The group that sports a poor track record in its legal battles against Christianity has demanded that a Holocaust Memorial, recently approved by the Capital Square Review and Advisory Board, not be constructed on the front lawn of the Ohio Statehouse in Columbus. The memorial is the first of its kind to be approved for statehouse grounds.
Because the memorial includes a Star of David—Israel’s national symbol—the FFRF is attempting to deny its construction. The memorial will honor Holocaust survivors and the 6 million Jews exterminated by Hitler’s Nazi regime during World War II and will remember Americans who fought and died to help free Holocaust victims from Nazi concentration camps.
In a letter to Ohio State Sen. Richard Finan, the FFRF—which “works to protect the constitutional principle of church and state”—voiced supposed “constitutional concerns” over the Holocaust memorial. The recently drafted letter claimed the inclusion of the Star of David is “exclusionary” and a dishonor.
“As the Star of David was deemed by European Jews to be the symbol that would represent Judaism just as the cross did Christianity, its prominent inclusion in the memorial gives the impression of an endorsement of Judaism,” the letter says.
The Star of David is not only a symbol of the Jewish religion, but also a symbol of the Jewish people. It is a symbol of the Jewish state, the state of Israel. Millions of Jews were forced to wear the Star of David on their clothing by their Nazi oppressors.
Daniel Libeskind, the son of Holocaust survivors who designed the memorial, said, “One cannot separate the Holocaust from the star.”

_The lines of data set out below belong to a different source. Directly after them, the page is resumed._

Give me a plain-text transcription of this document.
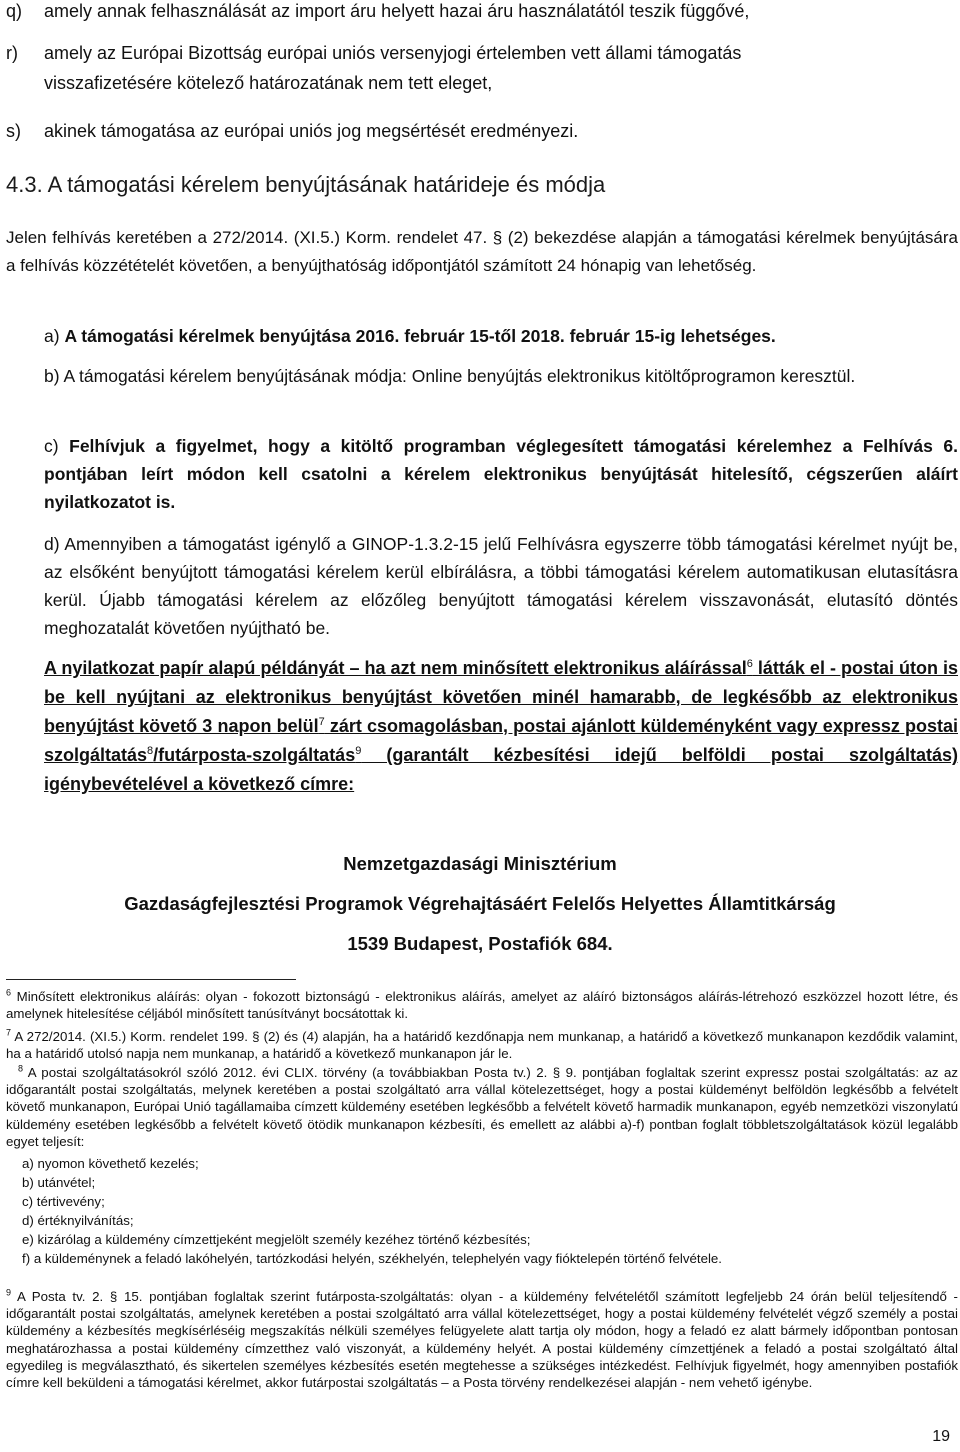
q) amely annak felhasználását az import áru helyett hazai áru használatától teszik függővé,
r) amely az Európai Bizottság európai uniós versenyjogi értelemben vett állami támogatás
visszafizetésére kötelező határozatának nem tett eleget,
s) akinek támogatása az európai uniós jog megsértését eredményezi.
4.3. A támogatási kérelem benyújtásának határideje és módja
Jelen felhívás keretében a 272/2014. (XI.5.) Korm. rendelet 47. § (2) bekezdése alapján a támogatási kérelmek benyújtására a felhívás közzétételét követően, a benyújthatóság időpontjától számított 24 hónapig van lehetőség.
a) A támogatási kérelmek benyújtása 2016. február 15-től 2018. február 15-ig lehetséges.
b) A támogatási kérelem benyújtásának módja: Online benyújtás elektronikus kitöltőprogramon keresztül.
c) Felhívjuk a figyelmet, hogy a kitöltő programban véglegesített támogatási kérelemhez a Felhívás 6. pontjában leírt módon kell csatolni a kérelem elektronikus benyújtását hitelesítő, cégszerűen aláírt nyilatkozatot is.
d) Amennyiben a támogatást igénylő a GINOP-1.3.2-15 jelű Felhívásra egyszerre több támogatási kérelmet nyújt be, az elsőként benyújtott támogatási kérelem kerül elbírálásra, a többi támogatási kérelem automatikusan elutasításra kerül. Újabb támogatási kérelem az előzőleg benyújtott támogatási kérelem visszavonását, elutasító döntés meghozatalát követően nyújtható be.
A nyilatkozat papír alapú példányát – ha azt nem minősített elektronikus aláírással$^6$ látták el - postai úton is be kell nyújtani az elektronikus benyújtást követően minél hamarabb, de legkésőbb az elektronikus benyújtást követő 3 napon belül$^7$ zárt csomagolásban, postai ajánlott küldeményként vagy expressz postai szolgáltatás$^8$/futárposta-szolgáltatás$^9$ (garantált kézbesítési idejű belföldi postai szolgáltatás) igénybevételével a következő címre:
Nemzetgazdasági Minisztérium
Gazdaságfejlesztési Programok Végrehajtásáért Felelős Helyettes Államtitkárság
1539 Budapest, Postafiók 684.
$^6$ Minősített elektronikus aláírás: olyan - fokozott biztonságú - elektronikus aláírás, amelyet az aláíró biztonságos aláírás-létrehozó eszközzel hozott létre, és amelynek hitelesítése céljából minősített tanúsítványt bocsátottak ki.
$^7$ A 272/2014. (XI.5.) Korm. rendelet 199. § (2) és (4) alapján, ha a határidő kezdőnapja nem munkanap, a határidő a következő munkanapon kezdődik valamint, ha a határidő utolsó napja nem munkanap, a határidő a következő munkanapon jár le.
$^8$ A postai szolgáltatásokról szóló 2012. évi CLIX. törvény (a továbbiakban Posta tv.) 2. § 9. pontjában foglaltak szerint expressz postai szolgáltatás: az az időgarantált postai szolgáltatás, melynek keretében a postai szolgáltató arra vállal kötelezettséget, hogy a postai küldeményt belföldön legkésőbb a felvételt követő munkanapon, Európai Unió tagállamaiba címzett küldemény esetében legkésőbb a felvételt követő harmadik munkanapon, egyéb nemzetközi viszonylatú küldemény esetében legkésőbb a felvételt követő ötödik munkanapon kézbesíti, és emellett az alábbi a)-f) pontban foglalt többletszolgáltatások közül legalább egyet teljesít:
a) nyomon követhető kezelés;
b) utánvétel;
c) tértivevény;
d) értéknyilvánítás;
e) kizárólag a küldemény címzettjeként megjelölt személy kezéhez történő kézbesítés;
f) a küldeménynek a feladó lakóhelyén, tartózkodási helyén, székhelyén, telephelyén vagy fióktelepén történő felvétele.
$^9$ A Posta tv. 2. § 15. pontjában foglaltak szerint futárposta-szolgáltatás: olyan - a küldemény felvételétől számított legfeljebb 24 órán belül teljesítendő - időgarantált postai szolgáltatás, amelynek keretében a postai szolgáltató arra vállal kötelezettséget, hogy a postai küldemény felvételét végző személy a postai küldemény a kézbesítés megkísérléséig megszakítás nélküli személyes felügyelete alatt tartja oly módon, hogy a feladó ez alatt bármely időpontban pontosan meghatározhassa a postai küldemény címzetthez való viszonyát, a küldemény helyét. A postai küldemény címzettjének a feladó a postai szolgáltató által egyedileg is megválasztható, és sikertelen személyes kézbesítés esetén megtehesse a szükséges intézkedést. Felhívjuk figyelmét, hogy amennyiben postafiók címre kell beküldeni a támogatási kérelmet, akkor futárpostai szolgáltatás – a Posta törvény rendelkezései alapján - nem vehető igénybe.
19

The Freedom From Religion group, with 19,000 members, recently lost a court case in which a Montana federal court ruled that the “Big Mountain Jesus” statue, erected as a World War II tribute to soldiers of the 10th Mountain Division, will remain overlooking the Flathead Valley and the Whitefish Mountain Resort.
It is one of the many judicial failures the group has suffered over the past few years. Matt Clark, of the American Center for Law and Justice (ACLJ), called the FFRF’s attack on the Holocaust memorial “anti-Semitic.”
Clark says, “The ACLJ will be sending Ohio a letter explaining, in detail, why the inclusion of the Star of David in a Holocaust memorial does not violate the Constitution.
“The Supreme Court has made clear that the Constitution’s 'goal of avoiding governmental endorsement does not require eradication of all religious symbols in the public realm.’ And in this case, the Star of David is far from a strictly religious symbol. It is the symbol emblazoned on the Israeli flag. It is a symbol of the Jewish people. It is the symbol the Jews were forced to wear during the Holocaust itself. It is a historically significant symbol that cannot be allowed to be stricken because it offends a few atheists.”